Cuando llegamos a charlar con él, Husam justo acaba de hablar con su padre, con el que tiene contacto regular a través del móvil. Dice que sus padres le mandan “mucha suerte”, mensajes de ánimo y también otro recado: “No vuelvas a Marruecos”. “Allí no hay trabajo”, comenta. Por eso cruzó a Ceuta, aunque aquí tampoco haya. Él no tiene estudios, pero sí hizo cursos de formación y se dedicó un tiempo a la hostelería. Trabajó en el Carrefour de Tetuán y acabó en marzo. Se quedó sin nada. Cogió el bus y se fue, sin avisar, dejando dos hermanos y unos padres al otro lado de la frontera.
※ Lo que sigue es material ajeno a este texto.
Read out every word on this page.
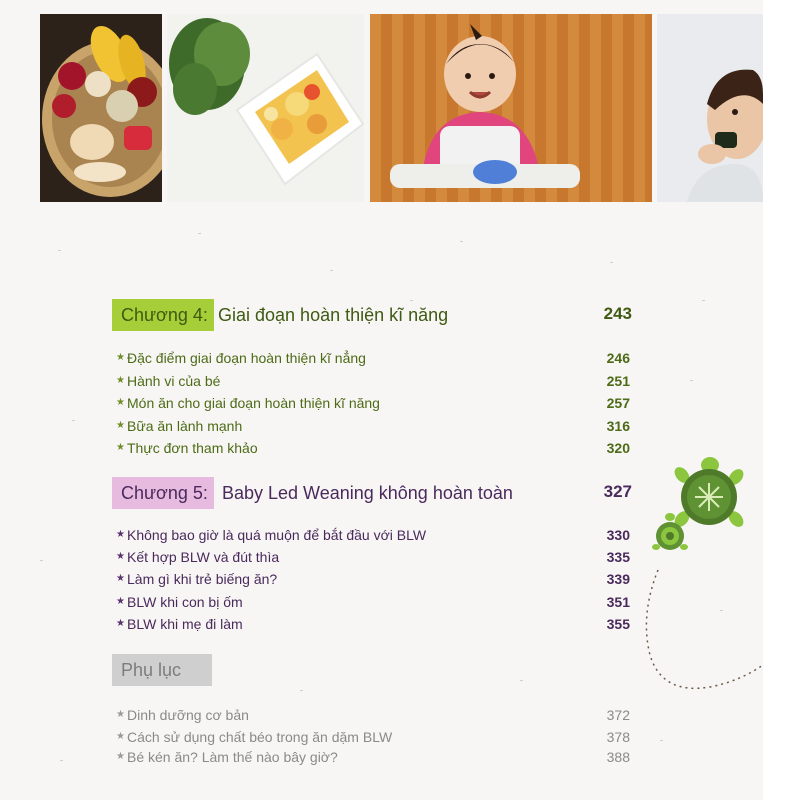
Chương 4: Giai đoạn hoàn thiện kĩ năng	243
★ Đặc điểm giai đoạn hoàn thiện kĩ nẳng	246
★ Hành vi của bé	251
★ Món ăn cho giai đoạn hoàn thiện kĩ năng	257
★ Bữa ăn lành mạnh	316
★ Thực đơn tham khảo	320
Chương 5: Baby Led Weaning không hoàn toàn	327
★ Không bao giờ là quá muộn để bắt đầu với BLW	330
★ Kết hợp BLW và đút thìa	335
★ Làm gì khi trẻ biếng ăn?	339
★ BLW khi con bị ốm	351
★ BLW khi mẹ đi làm	355
Phụ lục
★ Dinh dưỡng cơ bản	372
★ Cách sử dụng chất béo trong ăn dặm BLW	378
★ Bé kén ăn? Làm thế nào bây giờ?	388
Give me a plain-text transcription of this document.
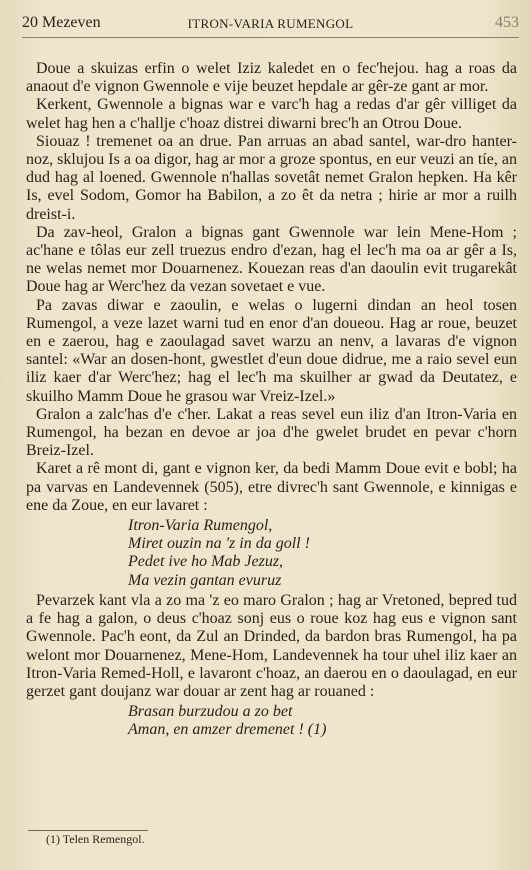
20 Mezeven	ITRON-VARIA RUMENGOL	453

Doue a skuizas erfin o welet Iziz kaledet en o fec'hejou. hag a roas da anaout d'e vignon Gwennole e vije beuzet hepdale ar gêr-ze gant ar mor.

Kerkent, Gwennole a bignas war e varc'h hag a redas d'ar gêr villiget da welet hag hen a c'hallje c'hoaz distrei diwarni brec'h an Otrou Doue.

Siouaz ! tremenet oa an drue. Pan arruas an abad santel, war-dro hanter-noz, sklujou Is a oa digor, hag ar mor a groze spontus, en eur veuzi an tíe, an dud hag al loened. Gwennole n'hallas sovetât nemet Gralon hepken. Ha kêr Is, evel Sodom, Gomor ha Babilon, a zo êt da netra ; hirie ar mor a ruilh dreist-i.

Da zav-heol, Gralon a bignas gant Gwennole war lein Mene-Hom ; ac'hane e tôlas eur zell truezus endro d'ezan, hag el lec'h ma oa ar gêr a Is, ne welas nemet mor Douarnenez. Kouezan reas d'an daoulin evit trugarekât Doue hag ar Werc'hez da vezan sovetaet e vue.

Pa zavas diwar e zaoulin, e welas o lugerni dindan an heol tosen Rumengol, a veze lazet warni tud en enor d'an doueou. Hag ar roue, beuzet en e zaerou, hag e zaoulagad savet warzu an nenv, a lavaras d'e vignon santel: «War an dosen-hont, gwestlet d'eun doue didrue, me a raio sevel eun iliz kaer d'ar Werc'hez; hag el lec'h ma skuilher ar gwad da Deutatez, e skuilho Mamm Doue he grasou war Vreiz-Izel.»

Gralon a zalc'has d'e c'her. Lakat a reas sevel eun iliz d'an Itron-Varia en Rumengol, ha bezan en devoe ar joa d'he gwelet brudet en pevar c'horn Breiz-Izel.

Karet a rê mont di, gant e vignon ker, da bedi Mamm Doue evit e bobl; ha pa varvas en Landevennek (505), etre divrec'h sant Gwennole, e kinnigas e ene da Zoue, en eur lavaret :

Itron-Varia Rumengol,
Miret ouzin na 'z in da goll !
Pedet ive ho Mab Jezuz,
Ma vezin gantan evuruz

Pevarzek kant vla a zo ma 'z eo maro Gralon ; hag ar Vretoned, bepred tud a fe hag a galon, o deus c'hoaz sonj eus o roue koz hag eus e vignon sant Gwennole. Pac'h eont, da Zul an Drinded, da bardon bras Rumengol, ha pa welont mor Douarnenez, Mene-Hom, Landevennek ha tour uhel iliz kaer an Itron-Varia Remed-Holl, e lavaront c'hoaz, an daerou en o daoulagad, en eur gerzet gant doujanz war douar ar zent hag ar rouaned :

Brasan burzudou a zo bet
Aman, en amzer dremenet ! (1)
(1) Telen Remengol.
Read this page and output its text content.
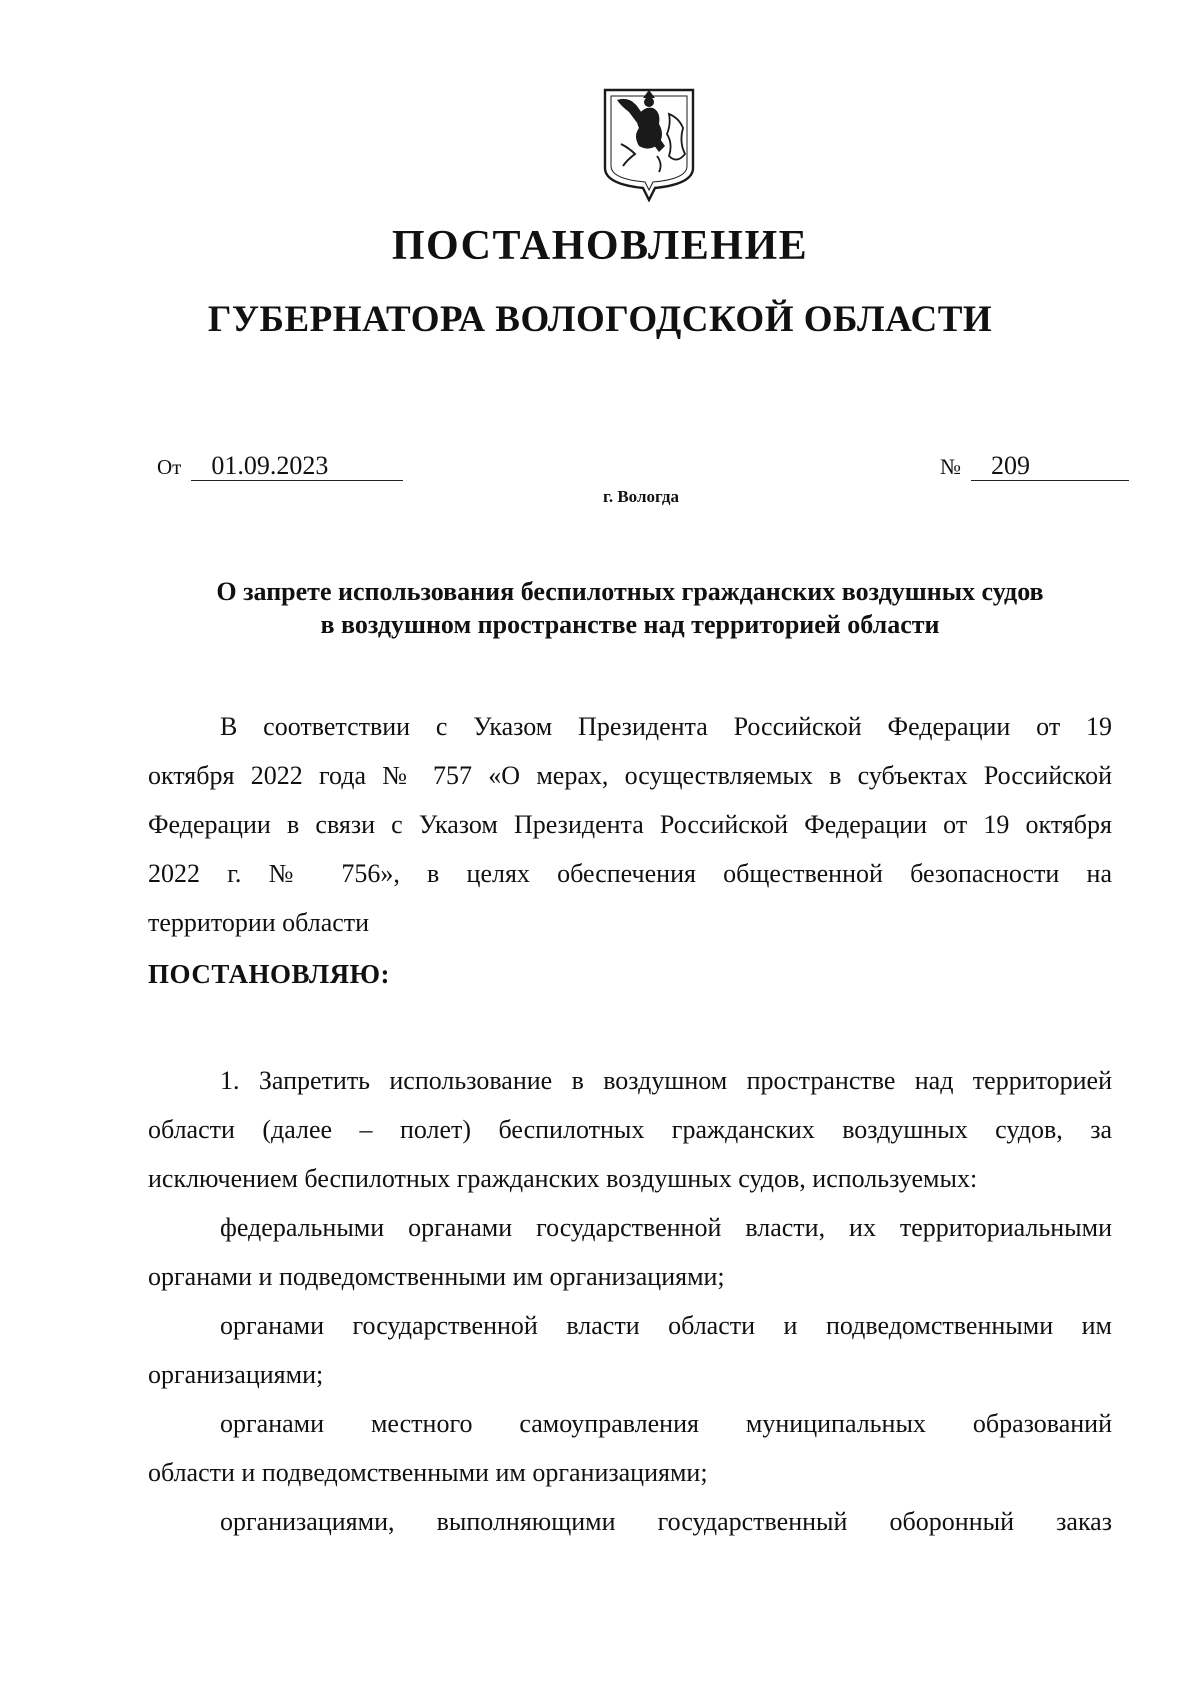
ПОСТАНОВЛЕНИЕ
ГУБЕРНАТОРА ВОЛОГОДСКОЙ ОБЛАСТИ
От 01.09.2023	№ 209
г. Вологда
О запрете использования беспилотных гражданских воздушных судов
в воздушном пространстве над территорией области
В соответствии с Указом Президента Российской Федерации от 19
октября 2022 года № 757 «О мерах, осуществляемых в субъектах Российской
Федерации в связи с Указом Президента Российской Федерации от 19 октября
2022 г. № 756», в целях обеспечения общественной безопасности на
территории области
ПОСТАНОВЛЯЮ:
1. Запретить использование в воздушном пространстве над территорией
области (далее – полет) беспилотных гражданских воздушных судов, за
исключением беспилотных гражданских воздушных судов, используемых:
федеральными органами государственной власти, их территориальными
органами и подведомственными им организациями;
органами государственной власти области и подведомственными им
организациями;
органами местного самоуправления муниципальных образований
области и подведомственными им организациями;
организациями, выполняющими государственный оборонный заказ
En mitad de la conversación, aparece de entre las piedras un amigo, otro inmigrante, en este caso mayor de edad. Se queja de que le hayamos despertado. Husam le calma con tranquilidad y sigue contando su historia. Quiere que se sepa. Una pequeña riñonera le acompaña en este trayecto, así es desde que la Policía Nacional le recogió por la calle a las pocas horas de entrar. Le llevaron a las naves, donde concentraron a todos los menores aquellas primeras horas críticas. Él más tarde se escapó. Cuando le preguntas qué quiere hacer, mira de frente y señala al fondo. No se ve, porque la niebla lo impide, pero aquello es la Península. “Ese es mi sueño”, repite alguna que otra vez.
En Ceuta, desde mayo, es rara la vez que te sientas en un bar y no aparezca un chaval a pedirte comida o unas monedas. Basta un recorrido rápido por la ciudad para ver que están por todos lados. En las puertas de los supermercados, por los barrios, en el Centro, escondidos por el puerto o el monte. La ciudad soporta una presión migratoria jamás vista antes. El tema sale en cualquier conversación. Después de tres meses, la gente está muy cansada. Pero si aún la ciudad sobrevive con su propia idiosincrasia es precisamente por su gente. Son los primeros que se quejan, sí, pero detrás de cada queja hay una ayuda, hay caridad. Saben que en realidad la culpa no es de estos chavales, pero tampoco de ellos.